Monday, January 15, 2007

U.S. and Iraqis Are Wrangling Over War Plans


BAGHDAD, Jan. 14 — Just days after President Bush unveiled a new war plan calling for more than 20,000 additional American troops in Iraq, the heart of the effort — a major push to secure the capital — faces some of its fiercest resistance from the very people it depends on for success: Iraqi government officials.

American military officials have spent days huddled in meetings with Iraqi officers in a race to turn blueprints drawn up in Washington into a plan that will work on the ground in Baghdad. With the first American and Iraqi units dedicated to the plan due to be in place within weeks, time is short for setting details of what American officers view as the decisive battle of the war.

But the signs so far have unnerved some Americans working on the plan, who have described a web of problems — ranging from a contested chain of command to how to protect American troops deployed in some of Baghdad’s most dangerous districts — that some fear could hobble the effort before it begins.
First among the American concerns is a Shiite-led government that has been so dogmatic in its attitude that the Americans worry that they will be frustrated in their aim of cracking down equally on Shiite and Sunni extremists, a strategy President Bush has declared central to the plan.

“We are implementing a strategy to embolden a government that is actually part of the problem,” said an American military official in Baghdad involved in talks over the plan. “We are being played like a pawn.”

The American military’s misgivings came as new details emerged of the reconstruction portion of Mr. Bush’s plan, which calls for more than doubling the number of American-led reconstruction teams in Iraq to 22 and quintupling the number of American civilian reconstruction specialists to 500. [Page A7.]
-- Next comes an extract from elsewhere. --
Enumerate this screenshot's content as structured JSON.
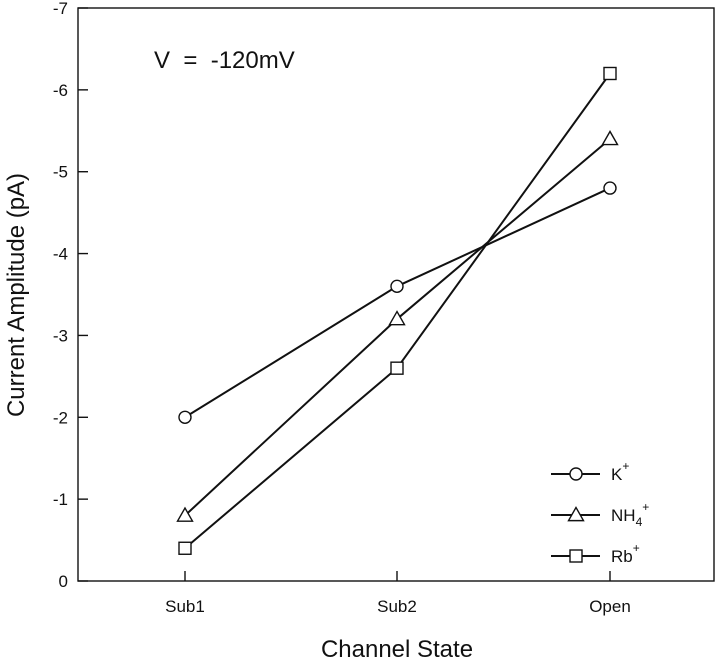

Compounding American doubts about the government’s willingness to go after Shiite extremists has been a behind-the-scenes struggle over the appointment of the Iraqi officer to fill the key post of operational commander for the Baghdad operation. In face of strong American skepticism, the Iraqi prime minister, Nuri Kamal al-Maliki, has selected an officer from the Shiite heartland of southern Iraq who was virtually unknown to the Americans, and whose hard-edged demands for Iraqi primacy in the effort has deepened American anxieties.

The Iraqi commander, Lt. Gen. Aboud Qanbar, will be part of what the Americans have described as a partnership between the two armies, with an American general, Maj. Gen. Joseph F. Fil Jr., commander of the First Cavalry Division, working with General Aboud, and American and Iraqi officers twinned down the operational chain.
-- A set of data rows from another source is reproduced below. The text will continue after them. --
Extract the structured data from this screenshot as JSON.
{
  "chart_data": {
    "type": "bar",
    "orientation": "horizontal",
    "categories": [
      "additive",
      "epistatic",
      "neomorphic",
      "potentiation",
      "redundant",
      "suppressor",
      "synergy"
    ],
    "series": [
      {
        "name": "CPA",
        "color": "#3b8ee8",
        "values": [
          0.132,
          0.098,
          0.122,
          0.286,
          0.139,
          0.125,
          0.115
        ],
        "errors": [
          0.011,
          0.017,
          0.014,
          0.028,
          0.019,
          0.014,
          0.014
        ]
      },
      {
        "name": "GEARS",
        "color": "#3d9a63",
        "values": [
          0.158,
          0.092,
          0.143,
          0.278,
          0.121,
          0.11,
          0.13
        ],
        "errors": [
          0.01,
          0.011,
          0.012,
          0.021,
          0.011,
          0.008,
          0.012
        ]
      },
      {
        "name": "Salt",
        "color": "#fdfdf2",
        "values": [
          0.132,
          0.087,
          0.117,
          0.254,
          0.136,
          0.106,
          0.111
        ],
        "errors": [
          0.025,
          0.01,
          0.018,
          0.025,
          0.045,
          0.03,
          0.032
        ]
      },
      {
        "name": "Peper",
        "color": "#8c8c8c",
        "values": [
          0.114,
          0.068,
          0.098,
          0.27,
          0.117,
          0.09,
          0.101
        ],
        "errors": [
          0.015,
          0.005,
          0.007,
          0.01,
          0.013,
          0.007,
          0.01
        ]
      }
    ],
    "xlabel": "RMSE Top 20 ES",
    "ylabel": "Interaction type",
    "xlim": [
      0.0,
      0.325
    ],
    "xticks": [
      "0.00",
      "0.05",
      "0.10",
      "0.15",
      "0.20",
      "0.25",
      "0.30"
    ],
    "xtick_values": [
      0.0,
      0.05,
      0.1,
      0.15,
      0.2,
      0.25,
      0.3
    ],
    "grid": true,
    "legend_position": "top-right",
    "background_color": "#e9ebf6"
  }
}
For the Americans, accustomed to clear operational control, the partnership concept is troublesome — full of potential, some officers fear, for dispute with the Iraqis over tough issues like applying an equal hand against Shiite and Sunni gunmen.

It remains unclear whether the prime minister will be in overall charge of the new crackdown, a demand the Iraqis have pressed since the plan was first discussed last month, American officials said. They said days of argument had led to a compromise under which General Qanbar would answer to a so-called crisis counsel, made up of Mr. Maliki, the ministers of defense and interior, Iraqi national security adviser, Mowaffak al-Rubaie, and the top American military commander in Iraq.
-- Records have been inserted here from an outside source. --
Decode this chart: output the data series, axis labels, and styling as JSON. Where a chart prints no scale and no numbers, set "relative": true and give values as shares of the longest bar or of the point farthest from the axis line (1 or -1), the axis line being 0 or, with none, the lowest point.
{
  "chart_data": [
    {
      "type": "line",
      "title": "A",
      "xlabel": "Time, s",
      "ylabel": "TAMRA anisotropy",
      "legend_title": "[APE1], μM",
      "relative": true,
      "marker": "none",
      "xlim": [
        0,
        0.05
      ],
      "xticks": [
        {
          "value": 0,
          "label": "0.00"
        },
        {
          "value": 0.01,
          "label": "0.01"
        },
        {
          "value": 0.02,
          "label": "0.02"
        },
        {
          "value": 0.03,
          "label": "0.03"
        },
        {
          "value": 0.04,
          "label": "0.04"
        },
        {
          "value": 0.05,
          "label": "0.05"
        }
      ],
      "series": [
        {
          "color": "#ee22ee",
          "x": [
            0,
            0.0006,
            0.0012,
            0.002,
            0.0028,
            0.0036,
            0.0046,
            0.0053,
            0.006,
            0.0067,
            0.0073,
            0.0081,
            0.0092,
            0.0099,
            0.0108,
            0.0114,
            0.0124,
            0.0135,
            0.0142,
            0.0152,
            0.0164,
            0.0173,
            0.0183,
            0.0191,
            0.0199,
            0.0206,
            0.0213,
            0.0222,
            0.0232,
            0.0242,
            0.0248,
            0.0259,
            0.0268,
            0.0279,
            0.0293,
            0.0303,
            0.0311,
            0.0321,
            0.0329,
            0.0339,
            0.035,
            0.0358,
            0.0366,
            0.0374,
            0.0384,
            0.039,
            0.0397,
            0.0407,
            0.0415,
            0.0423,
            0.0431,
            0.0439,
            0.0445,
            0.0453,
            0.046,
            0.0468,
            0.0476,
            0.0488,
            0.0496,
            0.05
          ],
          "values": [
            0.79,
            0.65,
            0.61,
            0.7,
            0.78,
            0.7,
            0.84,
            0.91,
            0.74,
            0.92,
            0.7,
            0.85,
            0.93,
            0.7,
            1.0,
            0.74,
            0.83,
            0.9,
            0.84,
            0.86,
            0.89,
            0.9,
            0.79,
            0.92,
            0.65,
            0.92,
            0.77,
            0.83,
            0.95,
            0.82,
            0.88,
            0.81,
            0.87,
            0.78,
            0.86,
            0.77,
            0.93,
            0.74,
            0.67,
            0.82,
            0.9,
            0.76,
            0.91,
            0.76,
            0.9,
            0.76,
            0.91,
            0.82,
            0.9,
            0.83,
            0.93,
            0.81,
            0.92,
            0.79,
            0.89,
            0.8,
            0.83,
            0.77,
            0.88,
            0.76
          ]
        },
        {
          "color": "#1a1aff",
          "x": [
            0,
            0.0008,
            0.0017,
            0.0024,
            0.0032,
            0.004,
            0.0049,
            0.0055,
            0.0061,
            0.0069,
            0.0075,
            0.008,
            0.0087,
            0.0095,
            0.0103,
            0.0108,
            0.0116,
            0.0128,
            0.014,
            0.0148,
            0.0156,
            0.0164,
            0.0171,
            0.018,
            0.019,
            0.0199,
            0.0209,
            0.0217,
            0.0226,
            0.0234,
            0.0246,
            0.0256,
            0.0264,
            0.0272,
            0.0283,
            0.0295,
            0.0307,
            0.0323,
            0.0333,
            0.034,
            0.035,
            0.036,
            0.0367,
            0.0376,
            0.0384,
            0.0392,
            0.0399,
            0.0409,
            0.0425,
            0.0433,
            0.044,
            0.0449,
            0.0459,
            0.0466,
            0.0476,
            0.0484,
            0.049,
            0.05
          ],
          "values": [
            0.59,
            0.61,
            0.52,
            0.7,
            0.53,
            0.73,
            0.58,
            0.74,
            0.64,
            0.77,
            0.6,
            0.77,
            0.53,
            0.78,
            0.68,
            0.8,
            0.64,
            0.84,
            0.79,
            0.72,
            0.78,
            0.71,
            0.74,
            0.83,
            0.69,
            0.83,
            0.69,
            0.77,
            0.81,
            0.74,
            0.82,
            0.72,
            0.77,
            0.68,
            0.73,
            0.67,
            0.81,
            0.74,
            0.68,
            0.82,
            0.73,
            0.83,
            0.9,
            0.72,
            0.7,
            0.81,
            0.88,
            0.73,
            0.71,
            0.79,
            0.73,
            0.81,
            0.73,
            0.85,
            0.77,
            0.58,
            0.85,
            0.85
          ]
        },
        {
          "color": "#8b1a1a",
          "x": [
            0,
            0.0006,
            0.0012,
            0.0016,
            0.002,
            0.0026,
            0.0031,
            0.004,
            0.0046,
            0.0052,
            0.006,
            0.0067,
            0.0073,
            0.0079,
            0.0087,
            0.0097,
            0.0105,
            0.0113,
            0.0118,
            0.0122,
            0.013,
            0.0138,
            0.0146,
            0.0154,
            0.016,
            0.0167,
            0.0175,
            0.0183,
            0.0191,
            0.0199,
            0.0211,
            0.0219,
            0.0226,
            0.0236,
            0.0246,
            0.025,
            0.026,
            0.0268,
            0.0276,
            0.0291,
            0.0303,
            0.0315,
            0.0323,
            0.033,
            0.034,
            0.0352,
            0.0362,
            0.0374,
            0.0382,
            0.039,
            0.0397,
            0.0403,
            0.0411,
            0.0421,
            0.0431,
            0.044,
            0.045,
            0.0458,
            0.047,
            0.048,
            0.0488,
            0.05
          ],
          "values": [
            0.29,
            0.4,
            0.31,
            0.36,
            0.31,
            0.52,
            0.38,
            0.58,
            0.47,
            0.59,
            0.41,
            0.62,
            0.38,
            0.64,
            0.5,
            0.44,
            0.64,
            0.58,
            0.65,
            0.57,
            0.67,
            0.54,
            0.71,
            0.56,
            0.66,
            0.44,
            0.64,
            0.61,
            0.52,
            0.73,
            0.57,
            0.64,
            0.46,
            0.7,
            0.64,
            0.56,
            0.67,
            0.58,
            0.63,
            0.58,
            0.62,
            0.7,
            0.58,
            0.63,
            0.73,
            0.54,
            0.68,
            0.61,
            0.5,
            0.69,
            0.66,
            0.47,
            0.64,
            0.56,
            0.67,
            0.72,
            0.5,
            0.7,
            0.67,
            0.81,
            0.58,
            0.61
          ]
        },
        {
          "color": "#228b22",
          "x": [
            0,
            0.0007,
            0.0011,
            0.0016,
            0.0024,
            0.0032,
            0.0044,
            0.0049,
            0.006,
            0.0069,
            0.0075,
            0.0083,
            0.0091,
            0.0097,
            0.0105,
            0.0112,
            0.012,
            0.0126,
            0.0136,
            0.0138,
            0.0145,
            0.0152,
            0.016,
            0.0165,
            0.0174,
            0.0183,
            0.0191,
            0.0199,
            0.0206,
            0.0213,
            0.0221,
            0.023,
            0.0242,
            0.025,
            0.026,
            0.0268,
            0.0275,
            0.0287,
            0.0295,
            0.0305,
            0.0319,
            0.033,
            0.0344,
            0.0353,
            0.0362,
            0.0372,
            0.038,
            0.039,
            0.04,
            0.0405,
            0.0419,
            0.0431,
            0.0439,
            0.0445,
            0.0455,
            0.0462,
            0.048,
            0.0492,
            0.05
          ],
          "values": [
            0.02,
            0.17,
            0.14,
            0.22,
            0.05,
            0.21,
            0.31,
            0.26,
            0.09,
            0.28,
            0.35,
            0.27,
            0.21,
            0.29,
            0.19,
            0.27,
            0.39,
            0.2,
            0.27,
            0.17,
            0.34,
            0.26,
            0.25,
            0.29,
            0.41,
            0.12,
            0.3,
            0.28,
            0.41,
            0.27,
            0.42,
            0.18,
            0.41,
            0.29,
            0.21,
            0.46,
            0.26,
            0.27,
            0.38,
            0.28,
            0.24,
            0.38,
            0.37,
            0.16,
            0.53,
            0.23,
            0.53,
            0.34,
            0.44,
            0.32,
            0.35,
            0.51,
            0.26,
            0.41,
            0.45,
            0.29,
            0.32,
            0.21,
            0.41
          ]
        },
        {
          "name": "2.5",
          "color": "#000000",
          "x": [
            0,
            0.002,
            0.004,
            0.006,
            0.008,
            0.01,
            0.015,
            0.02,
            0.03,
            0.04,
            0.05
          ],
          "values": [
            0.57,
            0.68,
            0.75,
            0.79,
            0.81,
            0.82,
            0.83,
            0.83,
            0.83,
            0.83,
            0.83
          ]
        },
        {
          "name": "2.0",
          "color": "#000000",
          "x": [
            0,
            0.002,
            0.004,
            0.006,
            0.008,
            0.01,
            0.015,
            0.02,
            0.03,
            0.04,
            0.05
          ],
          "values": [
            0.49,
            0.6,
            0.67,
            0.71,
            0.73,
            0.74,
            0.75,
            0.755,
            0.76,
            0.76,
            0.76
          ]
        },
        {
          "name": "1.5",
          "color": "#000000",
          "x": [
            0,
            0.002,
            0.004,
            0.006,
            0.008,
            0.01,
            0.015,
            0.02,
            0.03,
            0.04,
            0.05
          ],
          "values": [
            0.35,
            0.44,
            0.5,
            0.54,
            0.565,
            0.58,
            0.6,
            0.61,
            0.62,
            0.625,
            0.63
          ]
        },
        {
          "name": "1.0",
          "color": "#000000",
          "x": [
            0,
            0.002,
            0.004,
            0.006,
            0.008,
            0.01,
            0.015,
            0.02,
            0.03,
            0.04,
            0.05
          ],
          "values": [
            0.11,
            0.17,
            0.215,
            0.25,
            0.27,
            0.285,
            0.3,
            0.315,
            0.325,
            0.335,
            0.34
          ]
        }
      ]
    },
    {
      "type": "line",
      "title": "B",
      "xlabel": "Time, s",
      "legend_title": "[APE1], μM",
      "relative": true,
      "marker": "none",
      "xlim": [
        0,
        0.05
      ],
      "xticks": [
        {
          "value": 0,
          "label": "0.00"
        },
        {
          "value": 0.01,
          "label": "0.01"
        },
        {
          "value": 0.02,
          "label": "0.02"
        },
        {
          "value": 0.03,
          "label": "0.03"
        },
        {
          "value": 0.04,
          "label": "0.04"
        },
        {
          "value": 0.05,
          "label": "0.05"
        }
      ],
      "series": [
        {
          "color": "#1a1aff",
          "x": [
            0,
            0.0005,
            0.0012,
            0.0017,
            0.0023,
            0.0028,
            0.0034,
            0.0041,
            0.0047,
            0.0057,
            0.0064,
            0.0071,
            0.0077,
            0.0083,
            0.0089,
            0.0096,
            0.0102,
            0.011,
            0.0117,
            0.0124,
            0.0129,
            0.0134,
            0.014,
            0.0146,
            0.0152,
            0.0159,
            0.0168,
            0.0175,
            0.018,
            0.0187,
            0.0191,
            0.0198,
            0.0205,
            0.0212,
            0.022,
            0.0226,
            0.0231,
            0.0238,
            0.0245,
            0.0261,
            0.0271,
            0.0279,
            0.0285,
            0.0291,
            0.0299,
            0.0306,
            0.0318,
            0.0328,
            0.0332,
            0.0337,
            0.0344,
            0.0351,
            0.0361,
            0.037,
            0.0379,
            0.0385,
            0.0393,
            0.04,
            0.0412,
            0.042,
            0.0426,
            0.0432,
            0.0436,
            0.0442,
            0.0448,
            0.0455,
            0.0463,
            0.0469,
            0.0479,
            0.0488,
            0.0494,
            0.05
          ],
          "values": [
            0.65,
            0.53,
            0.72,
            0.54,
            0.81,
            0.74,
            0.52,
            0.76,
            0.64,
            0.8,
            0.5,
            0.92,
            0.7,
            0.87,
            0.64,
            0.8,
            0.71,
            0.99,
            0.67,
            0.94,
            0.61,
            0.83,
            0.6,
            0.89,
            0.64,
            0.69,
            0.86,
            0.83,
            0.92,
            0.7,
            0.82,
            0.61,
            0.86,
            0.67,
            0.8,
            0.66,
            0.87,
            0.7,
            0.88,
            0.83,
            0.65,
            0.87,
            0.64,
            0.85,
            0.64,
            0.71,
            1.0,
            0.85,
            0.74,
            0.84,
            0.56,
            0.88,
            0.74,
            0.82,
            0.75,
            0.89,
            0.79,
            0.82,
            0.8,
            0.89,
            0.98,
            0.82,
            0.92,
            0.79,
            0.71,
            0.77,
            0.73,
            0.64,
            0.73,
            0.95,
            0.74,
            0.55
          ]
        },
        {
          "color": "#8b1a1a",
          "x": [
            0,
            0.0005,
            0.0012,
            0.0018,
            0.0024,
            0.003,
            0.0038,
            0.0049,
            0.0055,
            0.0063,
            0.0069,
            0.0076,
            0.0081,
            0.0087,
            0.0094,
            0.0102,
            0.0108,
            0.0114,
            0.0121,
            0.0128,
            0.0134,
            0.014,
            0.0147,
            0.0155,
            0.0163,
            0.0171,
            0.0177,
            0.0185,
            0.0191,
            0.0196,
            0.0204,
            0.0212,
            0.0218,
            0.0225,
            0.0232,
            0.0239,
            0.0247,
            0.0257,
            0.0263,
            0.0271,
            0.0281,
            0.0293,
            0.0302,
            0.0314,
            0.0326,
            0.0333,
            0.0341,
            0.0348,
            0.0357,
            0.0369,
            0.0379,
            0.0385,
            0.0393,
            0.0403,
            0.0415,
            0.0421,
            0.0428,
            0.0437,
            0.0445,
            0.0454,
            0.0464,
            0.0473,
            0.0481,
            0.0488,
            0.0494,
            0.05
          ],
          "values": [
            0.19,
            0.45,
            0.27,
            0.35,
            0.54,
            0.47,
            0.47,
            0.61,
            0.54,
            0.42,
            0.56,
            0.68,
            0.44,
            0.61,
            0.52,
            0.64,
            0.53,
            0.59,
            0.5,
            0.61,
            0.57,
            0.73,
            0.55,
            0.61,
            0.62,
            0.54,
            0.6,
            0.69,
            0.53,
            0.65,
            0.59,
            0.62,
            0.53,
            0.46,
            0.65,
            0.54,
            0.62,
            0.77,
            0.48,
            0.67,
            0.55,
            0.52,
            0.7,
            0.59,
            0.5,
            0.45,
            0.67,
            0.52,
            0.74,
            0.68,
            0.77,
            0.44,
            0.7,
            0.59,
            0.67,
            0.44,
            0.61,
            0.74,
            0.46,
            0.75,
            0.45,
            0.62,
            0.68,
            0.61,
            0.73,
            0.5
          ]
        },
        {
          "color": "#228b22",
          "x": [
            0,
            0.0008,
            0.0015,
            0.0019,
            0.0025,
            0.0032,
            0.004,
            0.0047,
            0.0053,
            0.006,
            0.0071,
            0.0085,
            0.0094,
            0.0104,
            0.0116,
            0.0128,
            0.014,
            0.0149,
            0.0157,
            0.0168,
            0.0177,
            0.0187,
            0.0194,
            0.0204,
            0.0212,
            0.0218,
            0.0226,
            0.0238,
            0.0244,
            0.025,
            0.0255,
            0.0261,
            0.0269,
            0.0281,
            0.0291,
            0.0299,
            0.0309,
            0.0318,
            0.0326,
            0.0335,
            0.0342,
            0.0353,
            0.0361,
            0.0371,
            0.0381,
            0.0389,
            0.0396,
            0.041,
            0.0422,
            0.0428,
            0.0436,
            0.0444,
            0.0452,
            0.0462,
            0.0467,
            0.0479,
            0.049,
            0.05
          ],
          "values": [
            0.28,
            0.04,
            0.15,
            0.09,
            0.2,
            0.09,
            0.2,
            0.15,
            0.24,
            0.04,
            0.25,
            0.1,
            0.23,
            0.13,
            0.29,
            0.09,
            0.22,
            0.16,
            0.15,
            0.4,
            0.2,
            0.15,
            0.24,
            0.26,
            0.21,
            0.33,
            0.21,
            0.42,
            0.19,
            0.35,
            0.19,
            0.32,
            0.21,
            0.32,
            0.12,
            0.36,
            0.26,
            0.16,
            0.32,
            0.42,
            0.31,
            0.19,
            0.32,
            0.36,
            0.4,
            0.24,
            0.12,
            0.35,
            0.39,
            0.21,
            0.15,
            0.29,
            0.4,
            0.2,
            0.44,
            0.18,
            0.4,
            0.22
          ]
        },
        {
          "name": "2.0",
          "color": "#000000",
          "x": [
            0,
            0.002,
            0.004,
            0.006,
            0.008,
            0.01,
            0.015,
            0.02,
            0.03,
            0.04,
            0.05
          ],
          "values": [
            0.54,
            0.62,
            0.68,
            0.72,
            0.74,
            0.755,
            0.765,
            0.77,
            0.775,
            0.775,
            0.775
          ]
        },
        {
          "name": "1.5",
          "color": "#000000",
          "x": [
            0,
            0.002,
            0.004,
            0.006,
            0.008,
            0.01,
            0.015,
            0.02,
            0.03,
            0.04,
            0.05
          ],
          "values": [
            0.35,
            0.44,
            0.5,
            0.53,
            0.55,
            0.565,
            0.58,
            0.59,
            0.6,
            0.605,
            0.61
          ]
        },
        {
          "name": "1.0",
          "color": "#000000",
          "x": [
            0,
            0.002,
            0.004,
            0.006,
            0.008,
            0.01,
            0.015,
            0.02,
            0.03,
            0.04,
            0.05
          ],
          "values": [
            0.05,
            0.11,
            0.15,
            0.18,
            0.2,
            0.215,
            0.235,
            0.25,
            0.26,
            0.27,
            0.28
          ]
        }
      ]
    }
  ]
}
The Americans said that while they had reluctantly accepted General Qanbar, they had won concessions from the Iraqis in the appointment of two officers favored by the American command for the two deputy Iraqi commanders, one for the areas of Baghdad west of the Tigris River, the other for districts to the east.

Still, the new command structure seemed rife with potential for conflict. An American military official said that the arrangements appeared unwieldy, and at odds with military doctrine calling for a clear chain of command. “There’s no military definition for ‘partnered,’ ” he said.

Along with those problems, the Americans cite logistical issues that must be solved before the new plan can begin to work. Intent on using the large numbers of additional American and Iraqi troops that have been pledged to the plan to get “boots on the ground” across Baghdad, they are planning to establish perhaps 30 or 40 “joint security sites” spread across nine new military districts in the capital, many in police stations that have been among the most frequent targets in the war.